The speakers will address such questions as: Who were these trailblazers? When did Jews from eastern Europe begin to attend college? Were their experiences different from those of the German and central European students who preceded them? Were academic, social, and professional doors closed to Jewish students of that era? Did Jewish women’s college lives differ from those of Jewish men? What, from a Jewish perspective, made the institutions of higher education in America then fundamentally different from those of today? Are there lessons from that era that are of possible value to our own era?

What college records were used in researching these students? What can college transcripts, yearbooks, alumni magazines, scrapbooks, diaries, and correspondence tell us? Are they subject to privacy restrictions? What unique genealogical strategies were used to track down descendants of the students?

About the Speakers

Dan A. Oren, M.D. is the author of Joining The Club: A History of Jews and Yale (Yale University Press, 1986 and 2001) and of the genealogy/family history exploration book The Wedding Photo (Rimmon Press, 2018). He is the volunteer president of the Friends of Jewish Heritage in Poland and Associate Professor of Psychiatry (Adjunct) at Yale University and is a former president of the academic Society for Light Treatment and Biological Rhythms. He has published extensively in the field of Seasonal Affective Disorder and co-authored How to Beat Jet Lag: A Practical Guide for Air Travelers (Henry Holt, 1993).

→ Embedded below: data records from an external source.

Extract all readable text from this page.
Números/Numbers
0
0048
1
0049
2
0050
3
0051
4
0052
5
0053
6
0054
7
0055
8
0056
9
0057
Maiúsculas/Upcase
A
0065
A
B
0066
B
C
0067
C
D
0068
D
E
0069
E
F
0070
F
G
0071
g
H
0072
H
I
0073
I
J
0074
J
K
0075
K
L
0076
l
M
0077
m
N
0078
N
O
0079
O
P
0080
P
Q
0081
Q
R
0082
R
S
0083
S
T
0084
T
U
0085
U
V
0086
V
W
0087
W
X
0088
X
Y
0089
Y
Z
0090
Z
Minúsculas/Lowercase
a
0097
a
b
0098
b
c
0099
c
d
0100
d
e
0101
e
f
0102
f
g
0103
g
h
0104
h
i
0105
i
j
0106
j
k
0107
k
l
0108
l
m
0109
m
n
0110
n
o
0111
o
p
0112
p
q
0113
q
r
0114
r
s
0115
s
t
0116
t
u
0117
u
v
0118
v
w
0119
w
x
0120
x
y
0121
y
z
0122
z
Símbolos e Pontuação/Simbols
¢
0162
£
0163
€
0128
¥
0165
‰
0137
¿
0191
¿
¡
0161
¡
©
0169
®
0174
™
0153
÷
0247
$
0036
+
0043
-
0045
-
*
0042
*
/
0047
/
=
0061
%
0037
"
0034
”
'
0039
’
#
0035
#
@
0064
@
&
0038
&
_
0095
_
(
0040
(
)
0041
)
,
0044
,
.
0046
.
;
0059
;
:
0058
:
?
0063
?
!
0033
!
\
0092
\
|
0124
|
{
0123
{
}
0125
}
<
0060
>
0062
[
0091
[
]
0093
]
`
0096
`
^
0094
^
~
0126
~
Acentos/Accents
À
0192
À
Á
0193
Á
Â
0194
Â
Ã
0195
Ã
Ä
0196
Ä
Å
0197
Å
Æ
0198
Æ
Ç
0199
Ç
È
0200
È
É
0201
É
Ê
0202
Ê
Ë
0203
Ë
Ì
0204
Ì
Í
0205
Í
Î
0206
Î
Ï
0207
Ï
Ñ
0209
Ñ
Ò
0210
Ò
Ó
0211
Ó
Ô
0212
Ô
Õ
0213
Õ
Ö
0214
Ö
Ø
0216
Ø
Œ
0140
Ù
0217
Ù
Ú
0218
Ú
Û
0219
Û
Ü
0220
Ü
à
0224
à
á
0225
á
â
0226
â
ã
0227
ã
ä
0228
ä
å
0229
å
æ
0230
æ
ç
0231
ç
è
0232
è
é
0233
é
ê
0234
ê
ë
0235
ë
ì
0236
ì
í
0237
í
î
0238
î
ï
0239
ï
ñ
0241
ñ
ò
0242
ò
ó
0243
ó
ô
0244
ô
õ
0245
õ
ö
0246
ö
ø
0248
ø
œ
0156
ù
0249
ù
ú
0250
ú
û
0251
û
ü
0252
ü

Dr. Cynthia Francis Gensheimer is an economist and independent historian of nineteenth-century American Jewish communities and philanthropists. After receiving her PhD from the University of California, Los Angeles, Gensheimer analyzed tax policy for the Congressional Budget Office and taught economics part-time at Vassar College for five years. She first became interested in American Jewish history while serving as vice-president of the Jewish Community Foundation of Greater Kansas City. Today, she studies Jewish women, focusing on their education, their benevolent work, and their roles as leaders within the Jewish community and beyond. She is currently writing a book about the first Jews who attended the Seven Sisters colleges.

Karen Franklin, the moderator, is a former co-chair of JewishGen's Board of Governors and current Director of Family Research at the Leo Baeck Institute.